The Irish Data Protection Commission has recently announced a record 225 million euros fine for the popular instant messenger service WhatsApp for breaching transparency rules imposed by the GDPR.
Why exactly was WhatsApp fined?
Since 2018, the Irish Data Protection Commission (DPC) has been investigating whether WhatsApp handles information transparently. Among other things, the DPC examined how the company discloses information on the processing of data between WhatsApp and its parent company Facebook, which has its European headquarters in Ireland. The DPC has now ruled that WhatsApp has not complied with its transparency obligations imposed under GDPR.
Why is this so special?
The Irish DPC has long been criticised for being too passive, especially towards large American corporations that often have their European headquarters in Ireland.
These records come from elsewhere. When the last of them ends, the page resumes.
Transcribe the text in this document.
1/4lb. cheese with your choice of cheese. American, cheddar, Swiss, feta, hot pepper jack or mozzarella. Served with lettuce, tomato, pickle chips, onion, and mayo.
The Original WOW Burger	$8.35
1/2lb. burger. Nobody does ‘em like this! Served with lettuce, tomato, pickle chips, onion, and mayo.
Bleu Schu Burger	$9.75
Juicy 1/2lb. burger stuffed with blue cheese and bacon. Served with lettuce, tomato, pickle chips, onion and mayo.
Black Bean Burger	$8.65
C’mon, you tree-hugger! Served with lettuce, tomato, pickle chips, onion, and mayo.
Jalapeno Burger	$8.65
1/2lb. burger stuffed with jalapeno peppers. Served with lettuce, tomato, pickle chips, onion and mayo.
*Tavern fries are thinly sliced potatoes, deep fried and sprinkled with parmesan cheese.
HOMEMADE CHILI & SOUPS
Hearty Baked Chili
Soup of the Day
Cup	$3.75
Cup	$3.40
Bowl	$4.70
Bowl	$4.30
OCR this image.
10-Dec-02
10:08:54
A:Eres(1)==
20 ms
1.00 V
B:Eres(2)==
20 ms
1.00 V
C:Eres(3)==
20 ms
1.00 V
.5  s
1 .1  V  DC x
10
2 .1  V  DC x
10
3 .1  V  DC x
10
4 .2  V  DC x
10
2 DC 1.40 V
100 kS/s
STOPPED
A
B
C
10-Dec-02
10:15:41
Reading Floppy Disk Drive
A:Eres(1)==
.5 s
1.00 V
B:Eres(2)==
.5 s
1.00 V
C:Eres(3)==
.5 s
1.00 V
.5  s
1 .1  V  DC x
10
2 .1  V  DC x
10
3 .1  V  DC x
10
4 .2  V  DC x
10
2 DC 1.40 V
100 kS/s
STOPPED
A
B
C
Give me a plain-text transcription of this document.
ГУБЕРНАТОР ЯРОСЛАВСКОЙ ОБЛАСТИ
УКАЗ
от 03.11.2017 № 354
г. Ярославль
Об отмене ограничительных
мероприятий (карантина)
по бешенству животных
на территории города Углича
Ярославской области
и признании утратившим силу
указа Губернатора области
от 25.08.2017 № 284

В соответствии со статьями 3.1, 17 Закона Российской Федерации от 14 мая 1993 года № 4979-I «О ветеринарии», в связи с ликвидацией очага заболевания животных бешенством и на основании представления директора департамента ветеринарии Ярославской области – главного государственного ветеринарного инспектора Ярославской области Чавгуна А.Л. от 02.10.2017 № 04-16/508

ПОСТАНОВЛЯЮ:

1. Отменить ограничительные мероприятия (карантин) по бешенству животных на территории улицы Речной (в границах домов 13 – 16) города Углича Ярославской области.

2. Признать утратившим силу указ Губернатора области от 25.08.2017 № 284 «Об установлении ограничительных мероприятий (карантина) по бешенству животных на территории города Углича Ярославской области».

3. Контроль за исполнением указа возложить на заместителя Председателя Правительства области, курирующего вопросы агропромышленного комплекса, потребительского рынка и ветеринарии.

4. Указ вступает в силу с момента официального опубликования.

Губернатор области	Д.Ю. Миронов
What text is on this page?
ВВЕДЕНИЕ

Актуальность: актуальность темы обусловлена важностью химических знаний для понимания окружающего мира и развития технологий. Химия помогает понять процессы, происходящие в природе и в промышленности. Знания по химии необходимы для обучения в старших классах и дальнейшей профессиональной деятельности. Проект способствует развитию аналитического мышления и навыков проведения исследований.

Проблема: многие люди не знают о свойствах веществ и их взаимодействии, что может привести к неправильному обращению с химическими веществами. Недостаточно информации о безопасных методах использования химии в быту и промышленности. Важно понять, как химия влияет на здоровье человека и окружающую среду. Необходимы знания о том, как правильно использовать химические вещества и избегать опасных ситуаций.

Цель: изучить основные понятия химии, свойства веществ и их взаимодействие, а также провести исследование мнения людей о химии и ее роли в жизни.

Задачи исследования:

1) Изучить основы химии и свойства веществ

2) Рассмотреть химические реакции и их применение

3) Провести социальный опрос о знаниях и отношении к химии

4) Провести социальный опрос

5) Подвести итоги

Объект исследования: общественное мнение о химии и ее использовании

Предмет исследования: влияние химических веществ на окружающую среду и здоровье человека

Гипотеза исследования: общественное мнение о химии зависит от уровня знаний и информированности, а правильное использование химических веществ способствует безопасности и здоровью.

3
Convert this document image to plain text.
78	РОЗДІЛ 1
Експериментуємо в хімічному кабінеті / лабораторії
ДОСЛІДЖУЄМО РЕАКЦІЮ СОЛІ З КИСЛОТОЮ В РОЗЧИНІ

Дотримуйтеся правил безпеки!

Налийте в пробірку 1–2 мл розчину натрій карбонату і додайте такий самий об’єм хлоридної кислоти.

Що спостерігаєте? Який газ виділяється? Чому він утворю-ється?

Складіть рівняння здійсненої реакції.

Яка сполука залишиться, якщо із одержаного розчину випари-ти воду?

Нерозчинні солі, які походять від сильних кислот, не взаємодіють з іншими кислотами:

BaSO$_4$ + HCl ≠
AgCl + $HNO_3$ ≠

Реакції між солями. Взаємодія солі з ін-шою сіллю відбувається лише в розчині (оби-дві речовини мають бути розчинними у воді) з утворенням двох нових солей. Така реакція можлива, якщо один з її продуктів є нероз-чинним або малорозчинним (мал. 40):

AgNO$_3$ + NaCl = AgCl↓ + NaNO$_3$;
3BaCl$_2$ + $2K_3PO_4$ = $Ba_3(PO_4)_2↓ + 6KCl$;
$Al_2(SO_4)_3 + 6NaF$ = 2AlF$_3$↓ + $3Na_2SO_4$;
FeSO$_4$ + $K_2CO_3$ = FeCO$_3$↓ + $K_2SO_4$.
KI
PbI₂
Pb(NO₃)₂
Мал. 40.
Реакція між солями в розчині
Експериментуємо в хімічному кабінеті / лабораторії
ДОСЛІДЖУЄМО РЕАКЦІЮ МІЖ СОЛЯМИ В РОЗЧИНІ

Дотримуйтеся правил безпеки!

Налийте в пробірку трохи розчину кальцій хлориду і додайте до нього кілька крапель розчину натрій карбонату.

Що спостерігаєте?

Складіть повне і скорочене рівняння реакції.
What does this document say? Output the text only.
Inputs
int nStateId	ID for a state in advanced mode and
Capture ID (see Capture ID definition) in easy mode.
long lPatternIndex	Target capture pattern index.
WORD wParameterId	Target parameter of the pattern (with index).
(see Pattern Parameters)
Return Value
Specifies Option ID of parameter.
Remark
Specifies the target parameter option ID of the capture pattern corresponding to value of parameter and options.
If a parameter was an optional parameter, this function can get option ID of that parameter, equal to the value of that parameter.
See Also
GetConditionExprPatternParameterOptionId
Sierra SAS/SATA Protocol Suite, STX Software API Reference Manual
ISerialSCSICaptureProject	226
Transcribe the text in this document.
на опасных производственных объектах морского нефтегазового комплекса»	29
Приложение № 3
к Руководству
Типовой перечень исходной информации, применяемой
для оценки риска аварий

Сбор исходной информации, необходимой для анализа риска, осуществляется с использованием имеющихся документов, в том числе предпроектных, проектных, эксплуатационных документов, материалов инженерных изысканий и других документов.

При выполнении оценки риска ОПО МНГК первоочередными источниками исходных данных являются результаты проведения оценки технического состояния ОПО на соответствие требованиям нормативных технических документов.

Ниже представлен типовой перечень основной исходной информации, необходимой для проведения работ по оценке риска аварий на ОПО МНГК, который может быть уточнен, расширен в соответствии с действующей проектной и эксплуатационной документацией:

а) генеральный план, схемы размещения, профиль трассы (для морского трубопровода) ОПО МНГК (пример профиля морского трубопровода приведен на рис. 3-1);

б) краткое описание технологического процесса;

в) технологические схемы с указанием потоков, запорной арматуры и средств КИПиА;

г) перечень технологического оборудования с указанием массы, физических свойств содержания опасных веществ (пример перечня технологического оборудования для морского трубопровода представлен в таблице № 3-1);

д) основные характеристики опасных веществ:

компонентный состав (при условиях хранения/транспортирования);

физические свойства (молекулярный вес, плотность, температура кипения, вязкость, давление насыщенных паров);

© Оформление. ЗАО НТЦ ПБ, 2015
Initially, the DPC aimed to impose a smaller fine of 50 million euros, however, after being harshly criticised and further assessing the situation, it decided to raise the fine to 225 million euros. This ruling could potentially be the largest fine since the GDPR became applicable in May 2018. The amount of the fine may seem high at a first glance but if you consider that Facebook is a billion-dollar business and that the GDPR has its infamous 4% rule (data protection fines can amount up to 4% of total annual turnover), you may conclude that this figure is still too low. How the amount of the fine was calculated and whether this will published is currently unclear.
What happens next?
So far, the fine has only been notified. However, Facebook will challenge it in the Irish courts. What or whether anything will be paid in the end remains to be seen. The lawsuit will likely last for several years until this matter is settled. Despite this and regardless of the outcome, we think that this GDPR fine is a strong sign of what to expect from GDPR enforcement for the next years.
What can I do?
Last year, we took an in-depth look at alternative instant messengers in our DataGuard Blog due to data protection concerns with WhatsApp. We evaluated well-known providers such as Threema, Signal, Telegram and WhatsApp based on criteria such as server location, data encryption, use of personal data for advertising purposes, etc. We identified Threema and Signal as best alternatives for WhatsApp. Our tip: Be a pioneer. Don’t wait for others to switch to an instant messenger that adheres to privacy rules – be the one to take the first step and be the one to encourage others to follow you.